Russia’s Top Banker Warns Against New US Sanctions

Vladimir Putin (L) and Herman Gref in a meeting at the Kremlin in Moscow (File photo)Vladimir Putin (L) and Herman Gref in a meeting at the Kremlin in Moscow (File photo)

Russia’s top banker says potentially far-ranging new US sanctions would “make the Cold War look like child’s play” if implemented early next year.

Herman Gref, chief executive of Sberbank, told the Financial Times in an interview that possible US sanctions against oligarchs and state-owned corporations would be “irrational” if they went as far as excluding state banks from the Swift payment system.

The idea has been repeatedly floated by western politicians since the US and EU passed the first sanctions against Russia over the Ukraine crisis in 2014, but remained on the shelf as a “nuclear option”.

Worsening relations between the US and Russia has added to fears that exclusion from Swift may now be on the cards. A sweeping new law adopted by the US Congress makes it close to impossible for Donald Trump’s administration to lift existing sanctions against Russia and pushes it to broaden them.

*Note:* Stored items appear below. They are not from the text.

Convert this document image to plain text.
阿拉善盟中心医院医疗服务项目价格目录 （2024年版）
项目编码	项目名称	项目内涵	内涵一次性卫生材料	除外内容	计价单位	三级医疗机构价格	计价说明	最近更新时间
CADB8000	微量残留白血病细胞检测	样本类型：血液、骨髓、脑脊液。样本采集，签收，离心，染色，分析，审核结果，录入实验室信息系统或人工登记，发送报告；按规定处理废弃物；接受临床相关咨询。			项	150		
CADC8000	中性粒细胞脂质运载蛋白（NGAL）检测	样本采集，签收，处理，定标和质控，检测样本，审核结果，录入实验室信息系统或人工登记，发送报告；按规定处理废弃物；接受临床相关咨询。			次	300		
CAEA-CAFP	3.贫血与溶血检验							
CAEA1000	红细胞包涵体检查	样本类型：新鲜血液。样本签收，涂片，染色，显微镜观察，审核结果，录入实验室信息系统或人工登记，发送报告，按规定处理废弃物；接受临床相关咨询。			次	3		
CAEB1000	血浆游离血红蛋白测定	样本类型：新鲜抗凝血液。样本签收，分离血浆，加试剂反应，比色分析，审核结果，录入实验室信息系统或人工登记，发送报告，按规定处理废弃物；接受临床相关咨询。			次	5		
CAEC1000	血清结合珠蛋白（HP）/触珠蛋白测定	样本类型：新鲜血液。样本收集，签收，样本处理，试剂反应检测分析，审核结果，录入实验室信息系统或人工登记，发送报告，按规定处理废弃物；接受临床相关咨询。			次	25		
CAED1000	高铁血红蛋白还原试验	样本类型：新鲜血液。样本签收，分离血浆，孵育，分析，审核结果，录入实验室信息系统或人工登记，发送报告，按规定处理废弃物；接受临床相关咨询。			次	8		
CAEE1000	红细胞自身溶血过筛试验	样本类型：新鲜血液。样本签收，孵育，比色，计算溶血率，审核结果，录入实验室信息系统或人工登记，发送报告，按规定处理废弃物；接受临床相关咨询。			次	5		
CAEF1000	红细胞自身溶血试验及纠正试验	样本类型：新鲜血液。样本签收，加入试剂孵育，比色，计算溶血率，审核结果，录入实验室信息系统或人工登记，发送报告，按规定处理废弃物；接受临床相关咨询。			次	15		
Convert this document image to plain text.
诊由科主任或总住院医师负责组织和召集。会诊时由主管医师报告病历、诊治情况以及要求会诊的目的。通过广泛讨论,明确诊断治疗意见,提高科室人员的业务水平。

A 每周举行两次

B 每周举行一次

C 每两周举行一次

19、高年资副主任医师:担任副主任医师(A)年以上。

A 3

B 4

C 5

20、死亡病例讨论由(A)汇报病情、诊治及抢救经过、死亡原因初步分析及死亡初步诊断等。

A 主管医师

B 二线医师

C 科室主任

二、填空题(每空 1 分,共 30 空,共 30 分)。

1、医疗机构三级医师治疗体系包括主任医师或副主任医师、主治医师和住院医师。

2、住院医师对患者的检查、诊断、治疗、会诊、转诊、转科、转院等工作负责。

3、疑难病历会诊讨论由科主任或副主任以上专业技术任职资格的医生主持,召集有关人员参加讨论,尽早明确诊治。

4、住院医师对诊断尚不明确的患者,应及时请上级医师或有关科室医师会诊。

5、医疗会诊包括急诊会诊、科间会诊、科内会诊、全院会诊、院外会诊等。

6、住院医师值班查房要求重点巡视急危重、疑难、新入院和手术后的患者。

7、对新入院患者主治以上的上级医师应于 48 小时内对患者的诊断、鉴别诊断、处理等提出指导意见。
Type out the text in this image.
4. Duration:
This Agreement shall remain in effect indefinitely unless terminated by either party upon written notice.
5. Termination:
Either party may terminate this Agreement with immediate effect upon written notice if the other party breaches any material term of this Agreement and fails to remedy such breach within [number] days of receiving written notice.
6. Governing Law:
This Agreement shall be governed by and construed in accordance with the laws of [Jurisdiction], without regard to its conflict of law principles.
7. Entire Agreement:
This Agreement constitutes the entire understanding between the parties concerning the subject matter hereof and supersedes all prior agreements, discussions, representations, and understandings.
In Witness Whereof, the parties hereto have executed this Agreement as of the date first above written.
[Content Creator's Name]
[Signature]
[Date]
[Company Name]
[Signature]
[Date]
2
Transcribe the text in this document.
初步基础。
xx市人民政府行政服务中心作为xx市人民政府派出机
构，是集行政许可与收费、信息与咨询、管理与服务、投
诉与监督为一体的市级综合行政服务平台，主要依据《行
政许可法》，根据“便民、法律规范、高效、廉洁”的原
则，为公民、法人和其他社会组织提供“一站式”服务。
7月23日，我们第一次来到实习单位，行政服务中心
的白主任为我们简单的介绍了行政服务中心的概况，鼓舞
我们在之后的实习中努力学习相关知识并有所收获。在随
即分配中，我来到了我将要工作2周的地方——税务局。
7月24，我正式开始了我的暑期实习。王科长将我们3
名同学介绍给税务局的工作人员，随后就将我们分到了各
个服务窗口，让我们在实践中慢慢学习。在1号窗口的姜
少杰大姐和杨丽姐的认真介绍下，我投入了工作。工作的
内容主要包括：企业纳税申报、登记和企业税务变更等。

The US Treasury is due to deliver a report to congress by early February on oligarchs and “parastatal entities” close to President Vladimir Putin that is likely to be used as a basis for further action. Under existing sanctions, Russian state banks cannot raise debt on western markets with a maturity of more than 14 days. Bankers fear these sanctions could be further tightened.

An associate of Putin’s since their days in the St Petersburg mayor’s office in the 1990s, Gref, 53, has been one of the most outspoken liberal members of the Russian elite since he left government to head up Sberbank in 2007. Last year, he said Russia was doomed to be an economic “downshifter” due to its stagnant growth and over-reliance on oil and gas exports.

But during that same period, Sberbank has become a roaring success. The once-decrepit state structure has posted record profits for four of the last five quarters, plans to double dividend payouts by 2020, and now espouses Silicon Valley-style tech futurism.

Gref said he is now more hopeful that Putin will implement a broader reform program after his expected re-election next spring. Putin will consider plans, including proposals by former finance minister Alexei Kudrin to massively downsize the state’s role in the economy. Kudrin’s plan is “the most qualified and the best developed,” Gref said. “He’s done so much work and it’d be completely illogical not to use that document.”

But he said that Russia had already significantly caught up with its peers thanks to a new plan by Putin to digitalize the economy.